FROM SURGERY FOR OBESITY AND RELATED DISEASES

Sleeve gastrectomy benefited obese HIV-infected patients and no adverse viral repercussions were detected, according to the results of a small prospective trial conducted from 2009 to 2015 at a single institution in France.

Ten patients were followed before and after sleeve gastrectomy. Eight were women and half were of African origin. The median patient age was 48.5 years, and the median time since HIV infection was 7.5 years. Patients had a median body mass index of 48.5 kg/m2 at the time of their procedure, according to Guillaume Pourcher, MD, PhD, of Paris-Sud University and his colleagues.

The researchers followed 10 HIV-infected patients who underwent bariatric surgery using sleeve gastrectomy between 2009 and 2015.The effects of sleeve gastrectomy on weight loss, HIV markers, and antiretroviral drug pharmacokinetics were assessed, as reported in Surgery for Obesity and Related Diseases .
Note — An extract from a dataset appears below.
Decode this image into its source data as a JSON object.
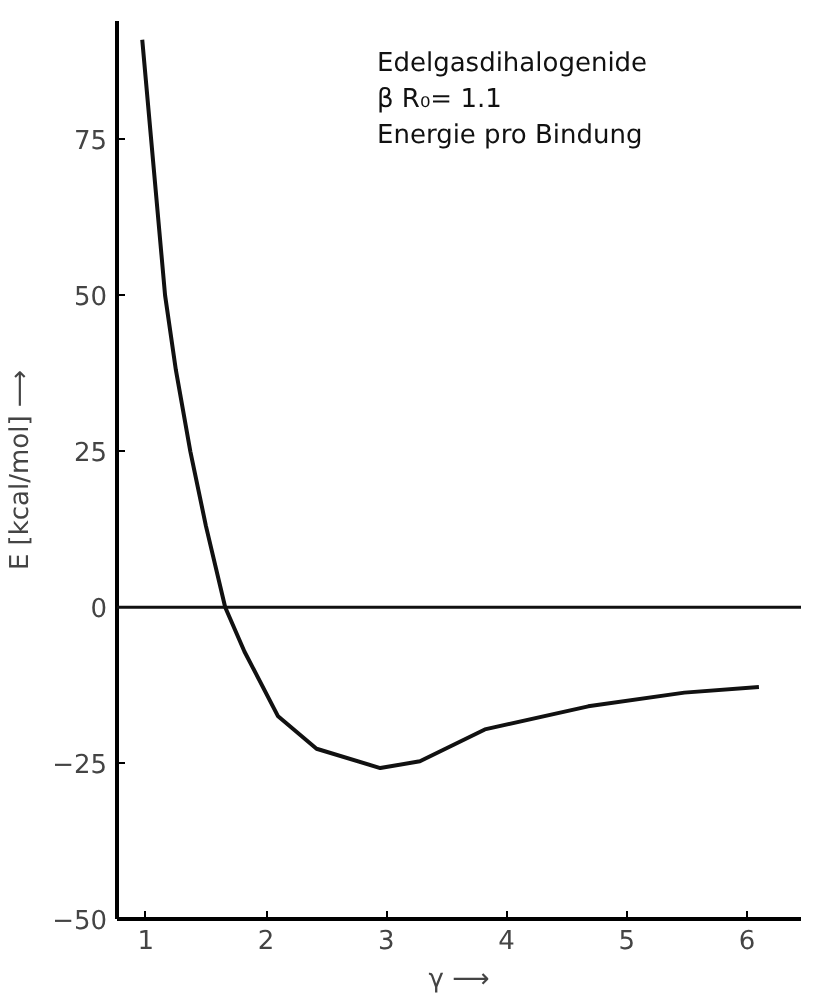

The median postoperative weight loss was 43 kg, while the median percentage of excess weight loss was 82.5% at the latest follow-up. In addition, all comorbidities were resolved with weight loss. With regard to HIV status, there was no significant modification of the CD4 cell count in the patients before and after surgery. Importantly, the pharmacokinetics of the patients’ antiretroviral drugs remained “adequate and efficacious,” according to Dr. Pourcher and his colleagues.

“For HIV-infected patients,we need to choose a safe procedure, with no disruption of intestinal continuity, without implanted foreign material, resulting in less malabsorption, and with long-term weight loss efficacy,” the authors stated.

Taking this into account, optimal management of HIV-infected patients with morbid obesity may include classical surgical procedures such as sleeve gastrectomy as with non-HIV obese patients, as long as close drug monitoring and immunovirologic follow-up are maintained, they suggested.

Sleeve gastrectomy “appears to be a good therapeutic option in morbidly obese HIV-infected patients, because it avoids malabsorption and possible modification of antiretroviral drug absorption,” the researchers concluded.

The authors reported that they had no commercial conflicts of interest relative to their study.